We hope that the previous blogs have provided a solid explanation as to what an Affirmative Program is and who the Office of Federal Contract Compliance Programs (OFCCP) is. The requirement to maintain a written plan/s and ensure all action items noted within the plan are being executed can be a daunting task. As we begin to steer away from the basics of what the various requirements and components of a written plan are, we will begin to dive into helpful tips and best practices. As shown in the diagram from a previous blog in this series, the establishment of Job Groups and Activity records are critical to establishing a valid Affirmative Action Plan and are therefore worth focusing on.
Job Groups are the basis for the Utilization and Adverse Impact Analysis of each Establishment. This analysis is the “meat” of the plan and is essential information to be considered when auditing internal processes and initiating outreach efforts; thus, the Job Groups are an integral component of the plan development. Job Groups are different from EEO-1 categories; however, a contractor may use the established EEO-1 categories as Job Groups if there are fewer than 150 employees in the workforce. As a reminder, the EEO-1 Categories are:
- Executive/Senior Level Officials and Managers
- First/Mid-Level Officials and Managers
- Sales Workers
- Administrative Support Workers
- Craft Workers
- Laborers and Helpers
- Service Workers
If a contractor has more than 150 employees, these EEO-1 categories need to be sub-divided. In order to provide a more accurate representation of your workforce and related analysis, we often suggest dividing EEO-1 categories into different Job Groups prior to reaching 150 employees. The following factors must be considered when establishing Job Groups:
- Similar duties and responsibilities
- Similar rates of pay
- Similar opportunities, to include training, transfer, promotion and benefits
It is not necessary to sub-divide all EEO-1 categories. Instead, consider the diversity of roles, pay and opportunities within each. Though OFCCP does not provide a minimum number of incumbents within a Job Group which they specify is acceptable, it is important to maintain Job Groups with enough incumbents to provide meaningful analysis.
As an example, the EEO-1 category of 2-Professionals often encompasses a vast array of positions with greatly varying responsibilities, pay and opportunities; therefore, this is often one of the first groups that should be sub-divided. In this case, Job Groups such as these may be appropriate:
- 2A Administrative Professionals (i.e., Human Resources, Accounting, and Contracts professionals)
- 2B Analysts (i.e., Systems and Business Analysts)
- 2C Engineers (i.e., Software, Electrical, Aerospace Engineers)
The availability of candidates by race and gender in these groups may vary significantly, thus allowing for your data to provide a more accurate representation of current utilization and appropriate goals. This process should be approached carefully and strategically as it may be necessary to explain and justify the creation of these Job Groups to OFCCP if audited.
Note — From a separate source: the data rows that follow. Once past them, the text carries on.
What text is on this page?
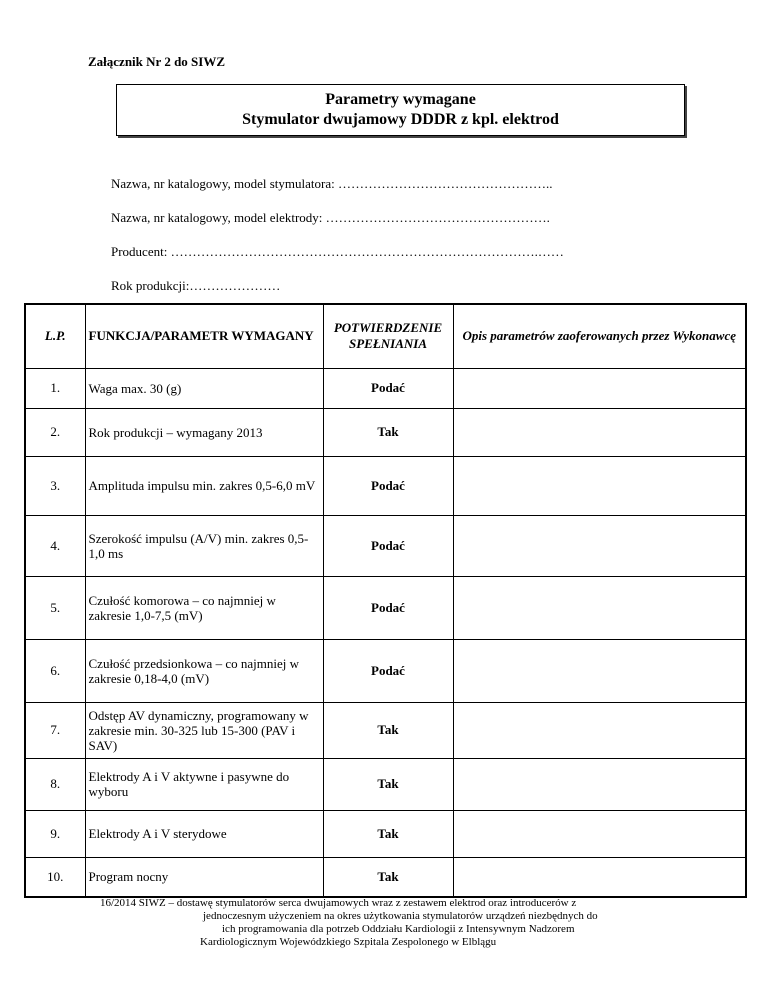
Załącznik Nr 2 do SIWZ
Parametry wymagane
Stymulator dwujamowy DDDR z kpl. elektrod
Nazwa, nr katalogowy, model stymulatora: …………………………………………..
Nazwa, nr katalogowy, model elektrody: …………………………………………….
Producent: ………………………………………………………………………….……
Rok produkcji:…………………
L.P.	FUNKCJA/PARAMETR WYMAGANY	POTWIERDZENIE SPEŁNIANIA	Opis parametrów zaoferowanych przez Wykonawcę
1.	Waga max. 30 (g)	Podać	
2.	Rok produkcji – wymagany 2013	Tak	
3.	Amplituda impulsu min. zakres 0,5-6,0 mV	Podać	
4.	Szerokość impulsu (A/V) min. zakres 0,5-1,0 ms	Podać	
5.	Czułość komorowa – co najmniej w zakresie 1,0-7,5 (mV)	Podać	
6.	Czułość przedsionkowa – co najmniej w zakresie 0,18-4,0 (mV)	Podać	
7.	Odstęp AV dynamiczny, programowany w zakresie min. 30-325 lub 15-300 (PAV i SAV)	Tak	
8.	Elektrody A i V aktywne i pasywne do wyboru	Tak	
9.	Elektrody A i V sterydowe	Tak	
10.	Program nocny	Tak	
16/2014 SIWZ – dostawę stymulatorów serca dwujamowych wraz z zestawem elektrod oraz introducerów z
jednoczesnym użyczeniem na okres użytkowania stymulatorów urządzeń niezbędnych do
ich programowania dla potrzeb Oddziału Kardiologii z Intensywnym Nadzorem
Kardiologicznym Wojewódzkiego Szpitala Zespolonego w Elblągu
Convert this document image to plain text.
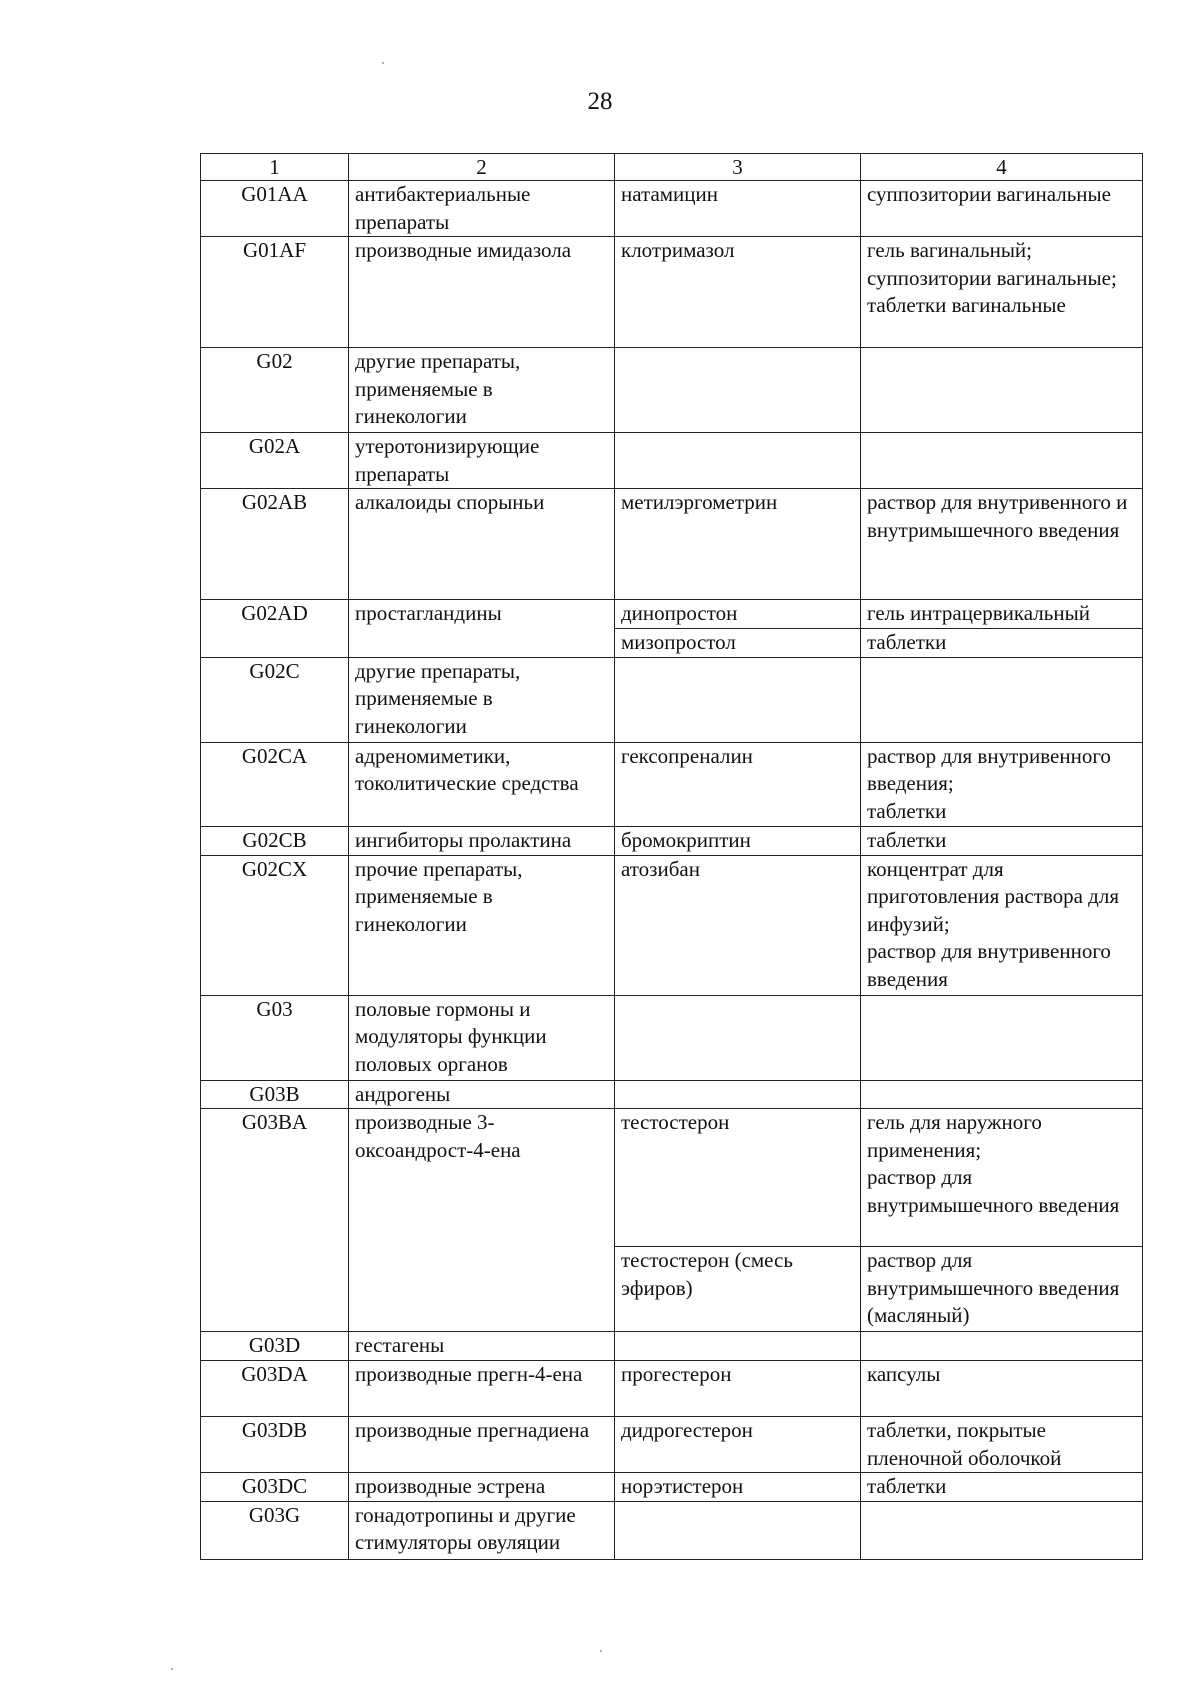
28
1	2	3	4
G01AA	антибактериальные препараты	натамицин	суппозитории вагинальные
G01AF	производные имидазола	клотримазол	гель вагинальный;
суппозитории вагинальные;
таблетки вагинальные
G02	другие препараты, применяемые в гинекологии		
G02A	утеротонизирующие препараты		
G02AB	алкалоиды спорыньи	метилэргометрин	раствор для внутривенного и внутримышечного введения
G02AD	простагландины	динопростон	гель интрацервикальный
		мизопростол	таблетки
G02C	другие препараты, применяемые в гинекологии		
G02CA	адреномиметики, токолитические средства	гексопреналин	раствор для внутривенного введения;
таблетки
G02CB	ингибиторы пролактина	бромокриптин	таблетки
G02CX	прочие препараты, применяемые в гинекологии	атозибан	концентрат для приготовления раствора для инфузий;
раствор для внутривенного введения
G03	половые гормоны и модуляторы функции половых органов		
G03B	андрогены		
G03BA	производные 3-оксоандрост-4-ена	тестостерон	гель для наружного применения;
раствор для внутримышечного введения
		тестостерон (смесь эфиров)	раствор для внутримышечного введения (масляный)
G03D	гестагены		
G03DA	производные прегн-4-ена	прогестерон	капсулы
G03DB	производные прегнадиена	дидрогестерон	таблетки, покрытые пленочной оболочкой
G03DC	производные эстрена	норэтистерон	таблетки
G03G	гонадотропины и другие стимуляторы овуляции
All records pertaining to all employment-related activities are vital to creating a valid Affirmative Active Plan and thus implementing a meaningful Affirmative Action Program. These records are the driver behind the requirement of “Identification of Problem Areas,” which we will address in greater detail in a later blog in this series. Accurate records of all activity, to include recruitment, applicant flow, hires, transfers, promotions, training, compensation, and even benefit policies may be reviewed if audited. Some of the following activities are used to develop the Plan:
- Applicant Flow
What’s Next in This Series?
We find that the most challenging activity to accurately capture is the Applicant Flow. What data must be maintained? Who is an internet applicant? Where was this applicant sourced from? Did you capture self-ID forms for each applicant? If unable to answer all of these questions, you aren’t alone! Many contractors struggle to effectively recruit and hire while also complying with the various requirements related to applicant tracking. Next in this series, we will answer these questions as well as address some of the more common flaws and fixes to Applicant Flow.
 Reference 41 CFR 60 2.1(d) for information on Establishments and how to determine which affirmative action program each employee should be included in.